I say annoying because he's really a Democrat running as an independent, which I find disingenuous. Not that that in itself is a bad thing, but my point is the level of dark money advertisements this guy has managed to wrangle this election is amazing. For a supposed independent candidate, I have never seen the like of it before. You can't turn on any radio, TV, or internet site in this state without getting bombarded by vicious ads for this guy. (I have overheard multiple people complain about this, so I know it is not just me who finds this annoying.) There must be a large fortune in advertising being spent for this guy, and it has to be from out of state because the guy is a welder by trade. Of course, the Republicans in response have ramped up the mud slinging ads on their own. It's just wall to wall pig pen mud wrestling here, and we are not even really a swing state, at least in my district. I imagine it's way worse up in Omaha, but that's not my district.

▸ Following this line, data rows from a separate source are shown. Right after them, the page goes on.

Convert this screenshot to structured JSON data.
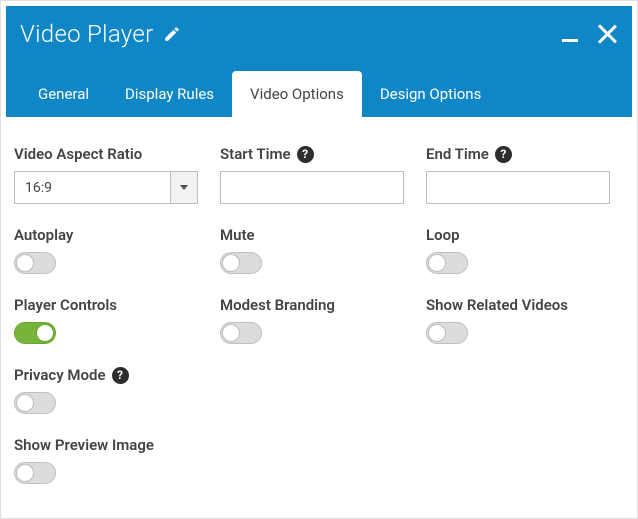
{
  "header": {
    "title": "Video Player"
  },
  "tabs": {
    "general": "General",
    "display_rules": "Display Rules",
    "video_options": "Video Options",
    "design_options": "Design Options",
    "active": "video_options"
  },
  "fields": {
    "aspect_ratio": {
      "label": "Video Aspect Ratio",
      "value": "16:9"
    },
    "start_time": {
      "label": "Start Time",
      "value": ""
    },
    "end_time": {
      "label": "End Time",
      "value": ""
    },
    "autoplay": {
      "label": "Autoplay",
      "on": false
    },
    "mute": {
      "label": "Mute",
      "on": false
    },
    "loop": {
      "label": "Loop",
      "on": false
    },
    "player_controls": {
      "label": "Player Controls",
      "on": true
    },
    "modest_branding": {
      "label": "Modest Branding",
      "on": false
    },
    "show_related": {
      "label": "Show Related Videos",
      "on": false
    },
    "privacy_mode": {
      "label": "Privacy Mode",
      "on": false
    },
    "show_preview": {
      "label": "Show Preview Image",
      "on": false
    }
  },
  "help_glyph": "?"
}
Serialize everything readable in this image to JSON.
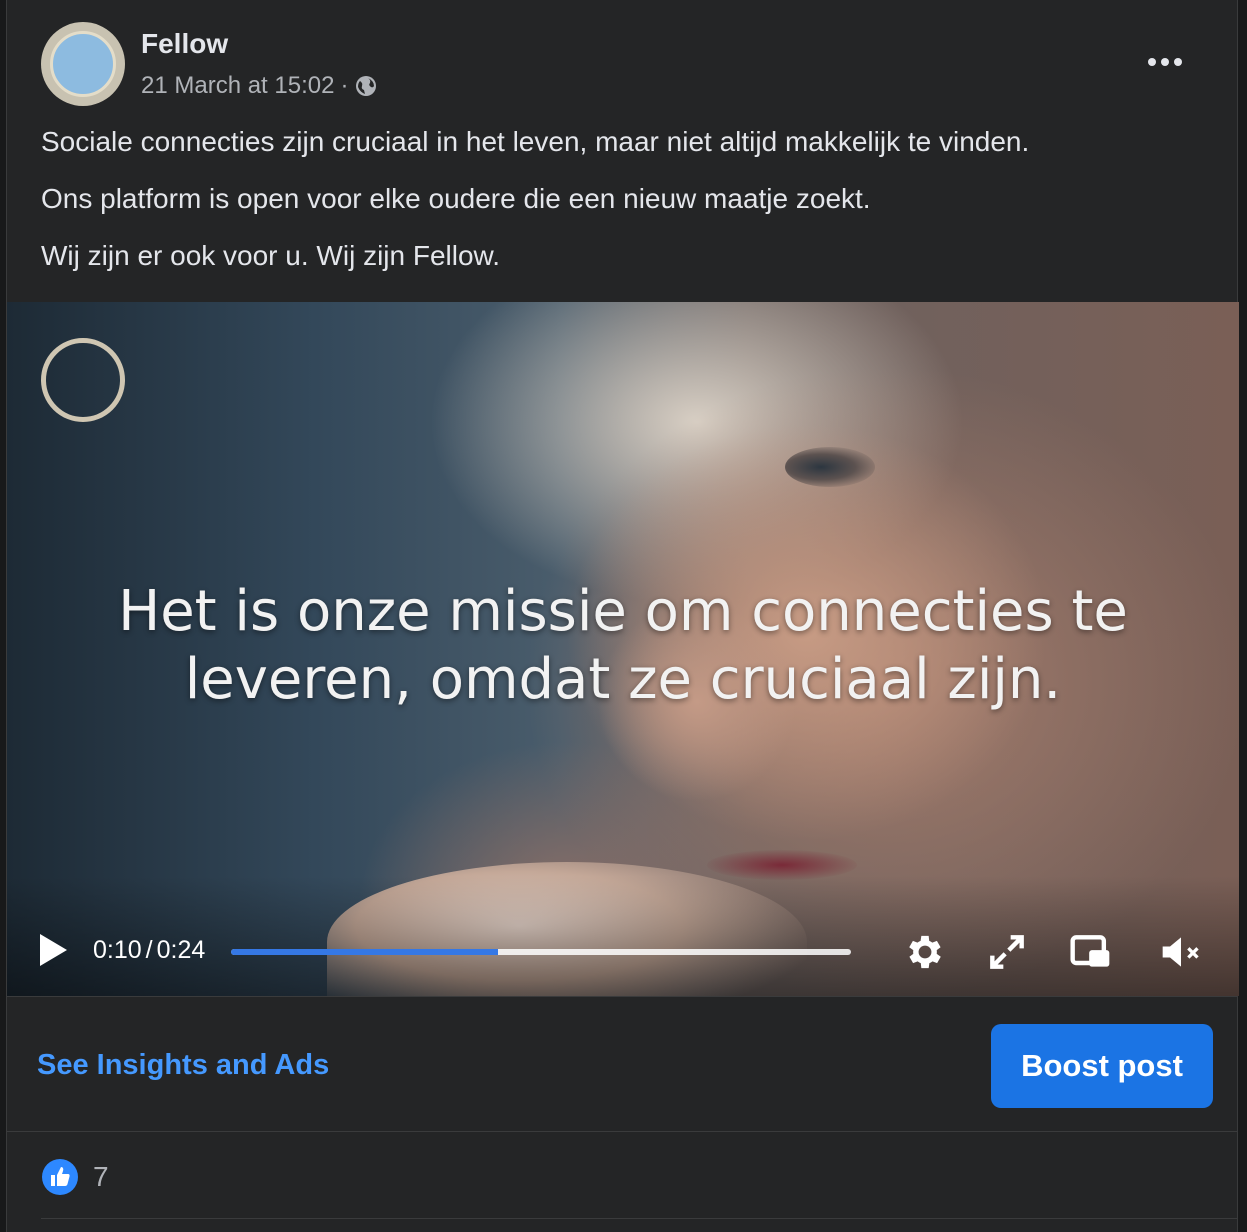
{
  "post": {
    "page_name": "Fellow",
    "timestamp": "21 March at 15:02",
    "separator": "·",
    "audience_icon": "globe-icon",
    "more_icon": "more-options-icon",
    "text": [
      "Sociale connecties zijn cruciaal in het leven, maar niet altijd makkelijk te vinden.",
      "Ons platform is open voor elke oudere die een nieuw maatje zoekt.",
      "Wij zijn er ook voor u. Wij zijn Fellow."
    ]
  },
  "video": {
    "caption_line1": "Het is onze missie om connecties te",
    "caption_line2": "leveren, omdat ze cruciaal zijn.",
    "current_time": "0:10",
    "time_separator": "/",
    "duration": "0:24",
    "progress": 0.43,
    "icons": [
      "play-icon",
      "settings-icon",
      "fullscreen-icon",
      "picture-in-picture-icon",
      "muted-volume-icon"
    ]
  },
  "actions": {
    "insights_label": "See Insights and Ads",
    "boost_label": "Boost post"
  },
  "reactions": {
    "count": "7",
    "icon": "like-icon"
  },
  "colors": {
    "accent": "#1b74e4",
    "link": "#4599ff",
    "progress": "#3578e5",
    "card_bg": "#242526"
  }
}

Also on ballot here are two interesting Constitutional amendments for and against abortion. The pro-Abortion one has been run by out of state lobbying money to get it on the ballot for over two years. They have paid canvassers out collecting signatures for months leading up to the filing deadline. They were aggressive signature canvassers too. They were everywhere for months: football games, parking lots at Walmart, door to door, you name it. The interesting this was that they barely got enough signatures to get it on the ballot after months of aggressive canvassing. To counter that, the Pro-life crown decided rather late in the game to float their own amendment limiting abortions. In a very short time and with completely volunteer canvassers, actually ended up getting virtually same amount of signatures to get their version of an amendment on the ballot, to the utter shock and horror of the Pro-abortion lobby that spend huge money paying professional canvassers for months. So, both are on the Nebraska ballot. That's led to a whole bunch of rancor political ads as well.
If both of those amendments end up passing, that is going to be a very interesting constitutional crisis the State courts are going to have to sort out. My guess is that the State Court will probably end up picking sides and deciding the issue, which really defeats the whole purpose of having a Constitutional amendment vote if the courts are yet again going to decide the issue.
As I am forced to listen to the absolute horrendous political ads over and over, it reinforces in my mind that salvation cometh not from politicians. These ads really are the rantings of the insane. I guess that's appropriate, as it's the end of October. I may dress up as a politician. It truly is the scariest Halloween costume this year.